Textmate and UTF-8 and BOM, oh my! 04.30.2007

By default in Textmate for the Mac, it creates UTF-8 files without any BOM markers. Although this is typically recommend since it avoids having useless bytes in the beginning of the file for things like shell scripts, Homesite on Windows doesn't read a UTF-8 file in correctly unless it has a BOM. It reads it in instead as "ANSI".

(This is also true in pages where the body and any file-encoding meta tags are missing. In a Textmate-created file saved as UTF-8 with no BOM, Firefox reads it in as ISO-8859-1. With BOM, Firefox correctly reads in the file as UTF-8)

After chatting with Allan Odgaard about the issue on IRC, he came up with a Textmate command to prepend the currently open file with the correct UTF-8 BOM.

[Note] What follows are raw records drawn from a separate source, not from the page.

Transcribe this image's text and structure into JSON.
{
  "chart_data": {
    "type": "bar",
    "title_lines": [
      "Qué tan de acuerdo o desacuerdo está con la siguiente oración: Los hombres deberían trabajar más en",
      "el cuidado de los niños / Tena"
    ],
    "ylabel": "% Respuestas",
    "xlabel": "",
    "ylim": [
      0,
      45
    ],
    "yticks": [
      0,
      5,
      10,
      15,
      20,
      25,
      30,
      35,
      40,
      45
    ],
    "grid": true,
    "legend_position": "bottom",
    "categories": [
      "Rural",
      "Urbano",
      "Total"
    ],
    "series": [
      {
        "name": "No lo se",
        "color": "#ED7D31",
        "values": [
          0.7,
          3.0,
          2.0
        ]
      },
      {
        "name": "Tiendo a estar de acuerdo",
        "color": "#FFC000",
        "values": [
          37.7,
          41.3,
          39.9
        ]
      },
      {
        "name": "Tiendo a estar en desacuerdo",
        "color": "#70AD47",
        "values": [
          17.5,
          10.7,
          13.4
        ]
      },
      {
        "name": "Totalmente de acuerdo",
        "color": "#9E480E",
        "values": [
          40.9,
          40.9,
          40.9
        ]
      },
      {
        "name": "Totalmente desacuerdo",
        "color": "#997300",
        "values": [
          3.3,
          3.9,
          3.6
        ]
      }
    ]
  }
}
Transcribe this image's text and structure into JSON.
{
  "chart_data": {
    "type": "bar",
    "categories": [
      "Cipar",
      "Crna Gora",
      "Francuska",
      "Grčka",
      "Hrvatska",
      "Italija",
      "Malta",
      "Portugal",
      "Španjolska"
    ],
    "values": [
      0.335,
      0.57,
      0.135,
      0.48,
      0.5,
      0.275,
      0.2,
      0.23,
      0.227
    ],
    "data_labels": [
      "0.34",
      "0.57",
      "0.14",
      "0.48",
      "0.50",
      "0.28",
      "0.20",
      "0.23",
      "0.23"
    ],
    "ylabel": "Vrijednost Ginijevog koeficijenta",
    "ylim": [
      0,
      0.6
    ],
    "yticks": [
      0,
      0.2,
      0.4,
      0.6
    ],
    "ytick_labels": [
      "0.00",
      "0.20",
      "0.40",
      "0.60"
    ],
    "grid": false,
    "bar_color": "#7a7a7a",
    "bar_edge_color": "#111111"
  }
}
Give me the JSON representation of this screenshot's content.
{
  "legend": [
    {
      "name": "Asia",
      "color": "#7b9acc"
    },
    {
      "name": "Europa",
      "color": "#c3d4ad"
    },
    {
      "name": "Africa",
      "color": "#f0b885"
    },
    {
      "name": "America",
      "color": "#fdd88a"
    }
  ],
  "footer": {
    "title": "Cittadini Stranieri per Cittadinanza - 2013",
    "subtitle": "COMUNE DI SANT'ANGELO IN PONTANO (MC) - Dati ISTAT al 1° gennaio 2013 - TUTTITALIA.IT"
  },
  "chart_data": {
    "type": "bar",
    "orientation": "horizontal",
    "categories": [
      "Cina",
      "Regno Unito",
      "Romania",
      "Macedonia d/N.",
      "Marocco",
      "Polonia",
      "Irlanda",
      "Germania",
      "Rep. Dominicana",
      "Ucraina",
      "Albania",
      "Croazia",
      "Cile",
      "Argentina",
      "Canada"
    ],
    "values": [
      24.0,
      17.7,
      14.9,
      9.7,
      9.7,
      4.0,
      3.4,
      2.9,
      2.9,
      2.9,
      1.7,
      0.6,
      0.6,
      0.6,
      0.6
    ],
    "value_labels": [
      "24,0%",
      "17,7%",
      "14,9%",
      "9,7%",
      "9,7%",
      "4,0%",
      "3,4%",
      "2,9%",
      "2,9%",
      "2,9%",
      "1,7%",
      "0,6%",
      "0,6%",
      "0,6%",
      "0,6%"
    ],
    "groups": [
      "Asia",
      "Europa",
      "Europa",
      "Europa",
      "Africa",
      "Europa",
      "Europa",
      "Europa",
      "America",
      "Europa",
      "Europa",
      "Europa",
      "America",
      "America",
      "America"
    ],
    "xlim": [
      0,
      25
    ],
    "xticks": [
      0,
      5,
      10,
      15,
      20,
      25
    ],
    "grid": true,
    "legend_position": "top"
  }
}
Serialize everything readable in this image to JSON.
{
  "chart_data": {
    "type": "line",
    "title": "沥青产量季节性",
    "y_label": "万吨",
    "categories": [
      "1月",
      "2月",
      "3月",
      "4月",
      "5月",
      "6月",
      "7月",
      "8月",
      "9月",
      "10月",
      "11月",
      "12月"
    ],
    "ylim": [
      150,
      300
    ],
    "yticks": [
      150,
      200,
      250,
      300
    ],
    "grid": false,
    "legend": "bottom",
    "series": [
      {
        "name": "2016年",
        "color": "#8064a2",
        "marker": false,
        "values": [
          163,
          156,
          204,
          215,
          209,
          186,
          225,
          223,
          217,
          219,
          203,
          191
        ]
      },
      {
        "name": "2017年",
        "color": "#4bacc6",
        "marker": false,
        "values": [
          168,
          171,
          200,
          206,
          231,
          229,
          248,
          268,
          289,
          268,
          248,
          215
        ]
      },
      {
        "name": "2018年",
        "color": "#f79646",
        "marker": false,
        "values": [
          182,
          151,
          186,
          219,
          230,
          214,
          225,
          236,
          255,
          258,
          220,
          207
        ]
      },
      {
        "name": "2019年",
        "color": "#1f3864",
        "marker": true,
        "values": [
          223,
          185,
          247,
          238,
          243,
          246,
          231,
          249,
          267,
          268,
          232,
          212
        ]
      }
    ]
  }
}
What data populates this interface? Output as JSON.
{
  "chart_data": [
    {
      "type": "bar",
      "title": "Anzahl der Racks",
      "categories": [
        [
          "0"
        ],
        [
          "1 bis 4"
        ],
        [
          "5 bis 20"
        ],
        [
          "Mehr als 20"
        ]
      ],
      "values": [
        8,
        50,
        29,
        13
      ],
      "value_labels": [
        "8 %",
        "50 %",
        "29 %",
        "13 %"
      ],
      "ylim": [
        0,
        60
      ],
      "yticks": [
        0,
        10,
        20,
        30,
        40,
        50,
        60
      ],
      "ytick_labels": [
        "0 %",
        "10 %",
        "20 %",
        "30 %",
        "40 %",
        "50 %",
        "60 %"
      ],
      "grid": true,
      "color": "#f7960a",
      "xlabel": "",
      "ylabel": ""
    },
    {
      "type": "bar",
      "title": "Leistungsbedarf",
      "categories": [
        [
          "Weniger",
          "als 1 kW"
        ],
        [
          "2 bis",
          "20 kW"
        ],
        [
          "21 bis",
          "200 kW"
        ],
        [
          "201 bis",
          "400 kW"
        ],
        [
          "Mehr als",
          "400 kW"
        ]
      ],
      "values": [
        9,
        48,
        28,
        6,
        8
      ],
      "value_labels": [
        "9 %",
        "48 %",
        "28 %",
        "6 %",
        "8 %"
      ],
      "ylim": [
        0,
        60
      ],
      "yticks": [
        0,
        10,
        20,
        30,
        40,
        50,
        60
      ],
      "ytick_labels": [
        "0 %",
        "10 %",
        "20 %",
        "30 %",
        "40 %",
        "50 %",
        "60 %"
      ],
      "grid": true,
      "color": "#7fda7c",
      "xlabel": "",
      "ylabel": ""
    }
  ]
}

Create a new Textmate command, set the save to "current file", the input to "entire document" and the output to "discard". The text for the command should be:

  printf >"$TM_FILEPATH" '\xEF\xBB\xBF'
  cat >>"$TM_FILEPATH"

This will add in the necessary bytes, reread the file into the input buffer, and rescan the file so that Textmate and any open projects will be aware of the change.

Textmate will respect and preserve a file with existing BOM markers. It just won't create them on its own. This should help with that.